Exploratory exposure–efficacy analyses
Observed individual pertuzumab exposures at Cycle 1 and at steady state from patients in the pertuzumab arm were used in the exploratory exposure–efficacy analysis. The efficacy endpoint in the analysis was the primary study endpoint, OS. Patients who had not had an event at the time of data analysis were censored at the date they were last known to be event free. The primary exposure metrics used in the exposure–efficacy analysis were individual-observed Cycle 1 Cmin and Cycle 5 Cmin,ss. Individuals who died prior to Cycle 6 were not included in the analysis. Kaplan–Meier curves were generated to determine survival probability within Cycle 1 and Cycle 5 Cmin quartiles. A log-rank test determined whether statistically significant survival differences existed among Cmin quartiles.

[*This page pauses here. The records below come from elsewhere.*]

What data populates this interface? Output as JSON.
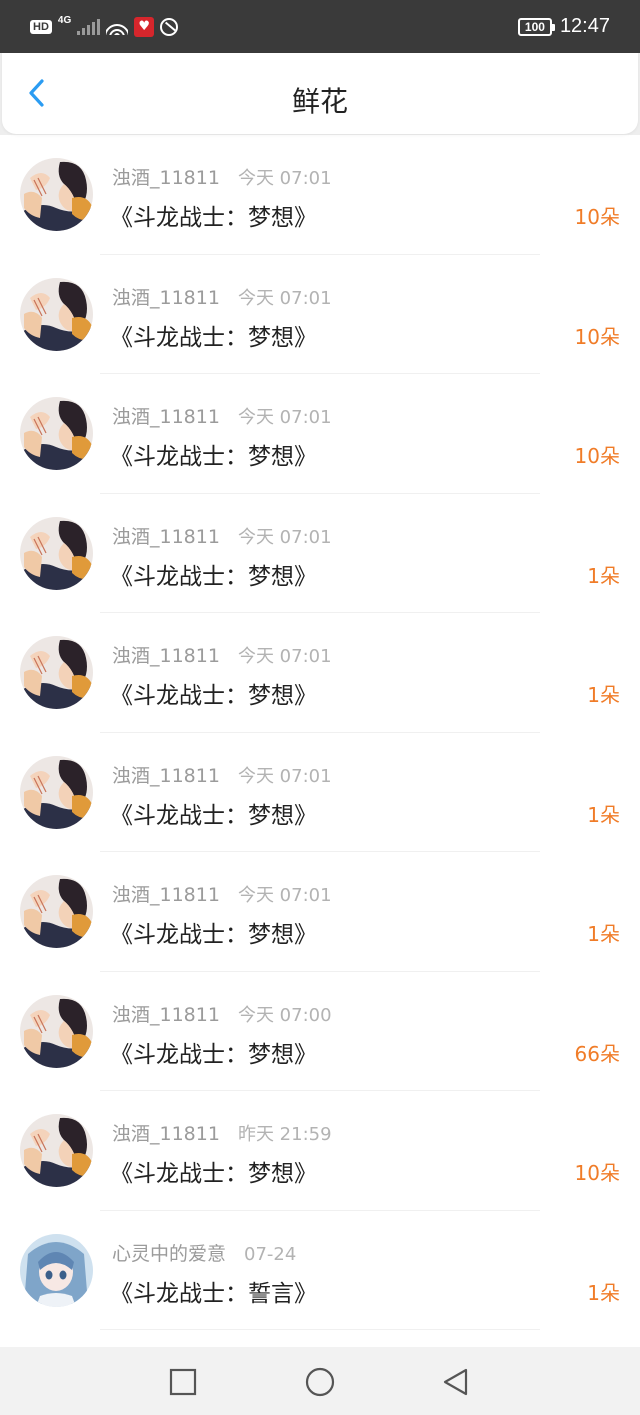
{
  "status_bar": {
    "hd": "HD",
    "network": "4G",
    "battery": "100",
    "time": "12:47",
    "icons": [
      "hd-icon",
      "signal-icon",
      "wifi-icon",
      "app-notification-icon",
      "sync-icon",
      "battery-icon"
    ]
  },
  "nav": {
    "title": "鲜花",
    "back_icon": "chevron-left-icon"
  },
  "colors": {
    "accent_blue": "#2b9cf2",
    "amount_orange": "#f07c28",
    "status_bar": "#3a3a3a"
  },
  "list": [
    {
      "user": "浊酒_11811",
      "time": "今天 07:01",
      "title": "《斗龙战士：梦想》",
      "amount": "10朵",
      "avatar": "avatar-boy"
    },
    {
      "user": "浊酒_11811",
      "time": "今天 07:01",
      "title": "《斗龙战士：梦想》",
      "amount": "10朵",
      "avatar": "avatar-boy"
    },
    {
      "user": "浊酒_11811",
      "time": "今天 07:01",
      "title": "《斗龙战士：梦想》",
      "amount": "10朵",
      "avatar": "avatar-boy"
    },
    {
      "user": "浊酒_11811",
      "time": "今天 07:01",
      "title": "《斗龙战士：梦想》",
      "amount": "1朵",
      "avatar": "avatar-boy"
    },
    {
      "user": "浊酒_11811",
      "time": "今天 07:01",
      "title": "《斗龙战士：梦想》",
      "amount": "1朵",
      "avatar": "avatar-boy"
    },
    {
      "user": "浊酒_11811",
      "time": "今天 07:01",
      "title": "《斗龙战士：梦想》",
      "amount": "1朵",
      "avatar": "avatar-boy"
    },
    {
      "user": "浊酒_11811",
      "time": "今天 07:01",
      "title": "《斗龙战士：梦想》",
      "amount": "1朵",
      "avatar": "avatar-boy"
    },
    {
      "user": "浊酒_11811",
      "time": "今天 07:00",
      "title": "《斗龙战士：梦想》",
      "amount": "66朵",
      "avatar": "avatar-boy"
    },
    {
      "user": "浊酒_11811",
      "time": "昨天 21:59",
      "title": "《斗龙战士：梦想》",
      "amount": "10朵",
      "avatar": "avatar-boy"
    },
    {
      "user": "心灵中的爱意",
      "time": "07-24",
      "title": "《斗龙战士：誓言》",
      "amount": "1朵",
      "avatar": "avatar-girl"
    }
  ],
  "system_nav": [
    "recents-square-icon",
    "home-circle-icon",
    "back-triangle-icon"
  ]
}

Assessment of ADAs on PK, safety, and efficacy
Incidence of ADAs to pertuzumab was measured and the impact of ADAs on pertuzumab PK, safety, and efficacy was assessed.
Assessment of HER2 ECD concentrations
Serum concentrations of HER2 ECD were measured in both treatment arms at baseline. The effect of shed HER2 ECD on pertuzumab PK was assessed.